文摘Metal matrix composites (MMCs) as advanced materials, while producing the components with high dimensional accuracy and intricate shapes, are more complex and cost effective for machining than conventional alloys. It is due to the presence of discontinuously distributed hard ceramic with the MMCs and involvement of a large number of machining control variables. However, determination of optimal machining conditions helps the process engineer to make the process efficient and effec- tive. In the present investigation a novel hybrid multi-response optimization approach is proposed to derive the economic machining conditions for MMCs. This hybrid approach integrates the concepts of grey relational analysis (GRA), principal component analysis (PCA) and Taguchi method (TM) to derive the optimal machining conditions. The machining experiments are planned to machine A17075/SiCp MMCs using wire-electrical discharge machining (WEDM) process.

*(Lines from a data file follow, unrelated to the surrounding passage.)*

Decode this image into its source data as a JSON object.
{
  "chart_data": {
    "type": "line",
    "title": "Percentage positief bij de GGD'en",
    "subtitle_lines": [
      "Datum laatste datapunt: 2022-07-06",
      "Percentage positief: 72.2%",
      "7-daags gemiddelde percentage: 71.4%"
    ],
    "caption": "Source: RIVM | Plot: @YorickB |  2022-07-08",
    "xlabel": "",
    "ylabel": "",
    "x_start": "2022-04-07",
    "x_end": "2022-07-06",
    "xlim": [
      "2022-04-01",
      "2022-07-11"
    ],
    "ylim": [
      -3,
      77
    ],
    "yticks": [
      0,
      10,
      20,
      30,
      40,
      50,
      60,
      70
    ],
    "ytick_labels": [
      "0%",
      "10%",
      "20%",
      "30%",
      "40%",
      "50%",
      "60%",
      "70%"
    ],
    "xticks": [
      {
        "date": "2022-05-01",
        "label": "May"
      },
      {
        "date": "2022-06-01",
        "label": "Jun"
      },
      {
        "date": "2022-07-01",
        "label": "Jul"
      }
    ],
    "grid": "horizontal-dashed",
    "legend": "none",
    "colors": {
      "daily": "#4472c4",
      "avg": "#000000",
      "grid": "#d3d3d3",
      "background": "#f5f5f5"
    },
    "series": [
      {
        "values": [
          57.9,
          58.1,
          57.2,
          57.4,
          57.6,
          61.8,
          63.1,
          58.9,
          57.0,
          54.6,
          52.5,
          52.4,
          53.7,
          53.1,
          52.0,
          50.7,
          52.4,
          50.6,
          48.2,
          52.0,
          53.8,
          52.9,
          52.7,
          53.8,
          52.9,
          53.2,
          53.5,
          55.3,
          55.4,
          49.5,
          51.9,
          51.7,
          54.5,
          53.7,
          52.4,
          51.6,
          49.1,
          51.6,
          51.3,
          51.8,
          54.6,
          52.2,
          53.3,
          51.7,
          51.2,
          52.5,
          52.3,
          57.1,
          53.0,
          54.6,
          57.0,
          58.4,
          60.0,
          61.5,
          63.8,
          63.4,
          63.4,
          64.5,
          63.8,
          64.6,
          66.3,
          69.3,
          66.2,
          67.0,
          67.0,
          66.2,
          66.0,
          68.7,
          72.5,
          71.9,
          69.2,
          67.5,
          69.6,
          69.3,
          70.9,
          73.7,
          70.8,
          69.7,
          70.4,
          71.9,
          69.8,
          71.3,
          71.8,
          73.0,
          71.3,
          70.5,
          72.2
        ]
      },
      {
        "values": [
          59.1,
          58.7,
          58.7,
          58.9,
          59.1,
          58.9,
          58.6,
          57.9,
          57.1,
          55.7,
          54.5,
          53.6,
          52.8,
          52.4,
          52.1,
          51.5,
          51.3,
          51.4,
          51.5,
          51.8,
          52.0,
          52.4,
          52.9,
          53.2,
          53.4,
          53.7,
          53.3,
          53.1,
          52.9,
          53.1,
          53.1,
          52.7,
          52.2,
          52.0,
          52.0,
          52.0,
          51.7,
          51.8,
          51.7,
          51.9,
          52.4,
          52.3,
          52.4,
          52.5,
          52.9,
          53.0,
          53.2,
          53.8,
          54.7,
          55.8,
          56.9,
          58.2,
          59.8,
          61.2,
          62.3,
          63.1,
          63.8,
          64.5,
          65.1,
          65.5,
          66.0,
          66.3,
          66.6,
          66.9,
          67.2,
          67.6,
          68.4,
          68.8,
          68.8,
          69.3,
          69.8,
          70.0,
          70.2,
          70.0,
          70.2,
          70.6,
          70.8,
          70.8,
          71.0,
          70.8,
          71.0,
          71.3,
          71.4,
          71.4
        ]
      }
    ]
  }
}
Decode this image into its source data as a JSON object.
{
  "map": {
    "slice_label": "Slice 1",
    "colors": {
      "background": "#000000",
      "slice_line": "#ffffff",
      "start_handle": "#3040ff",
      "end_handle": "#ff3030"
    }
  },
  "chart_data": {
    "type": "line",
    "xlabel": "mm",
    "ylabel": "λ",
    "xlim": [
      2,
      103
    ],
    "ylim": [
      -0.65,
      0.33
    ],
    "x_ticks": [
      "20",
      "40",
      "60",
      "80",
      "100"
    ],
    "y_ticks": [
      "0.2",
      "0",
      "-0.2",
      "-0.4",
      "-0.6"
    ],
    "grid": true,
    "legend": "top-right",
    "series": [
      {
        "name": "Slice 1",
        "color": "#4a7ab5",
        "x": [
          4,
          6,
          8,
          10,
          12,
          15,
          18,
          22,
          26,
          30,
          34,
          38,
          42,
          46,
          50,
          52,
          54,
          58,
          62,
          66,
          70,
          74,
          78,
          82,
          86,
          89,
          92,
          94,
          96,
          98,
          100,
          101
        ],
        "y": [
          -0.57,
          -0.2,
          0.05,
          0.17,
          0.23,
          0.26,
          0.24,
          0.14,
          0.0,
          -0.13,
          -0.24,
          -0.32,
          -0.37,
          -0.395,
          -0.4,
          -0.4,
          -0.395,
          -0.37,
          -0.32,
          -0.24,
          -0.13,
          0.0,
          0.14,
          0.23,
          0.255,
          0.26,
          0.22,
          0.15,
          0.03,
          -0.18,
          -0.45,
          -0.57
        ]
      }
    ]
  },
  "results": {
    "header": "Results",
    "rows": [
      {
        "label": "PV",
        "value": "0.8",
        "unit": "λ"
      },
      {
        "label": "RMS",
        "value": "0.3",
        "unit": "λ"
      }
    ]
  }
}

SiC particulate size and its weight percentage are explicitly considered here as the process variables along with the WEDM input variables. The derived optimal process responses are confirmed by the experimental validation tests and the results show satisfactory. The practical possibility of the derived optimal machining conditions is also analyzed and presented using scanning electron microscope (SEM) examinations. According to the growing industrial need of making high performance, low cost components, this investigation provides a simple and sequential approach to enhance the WEDM performance while machining MMCs.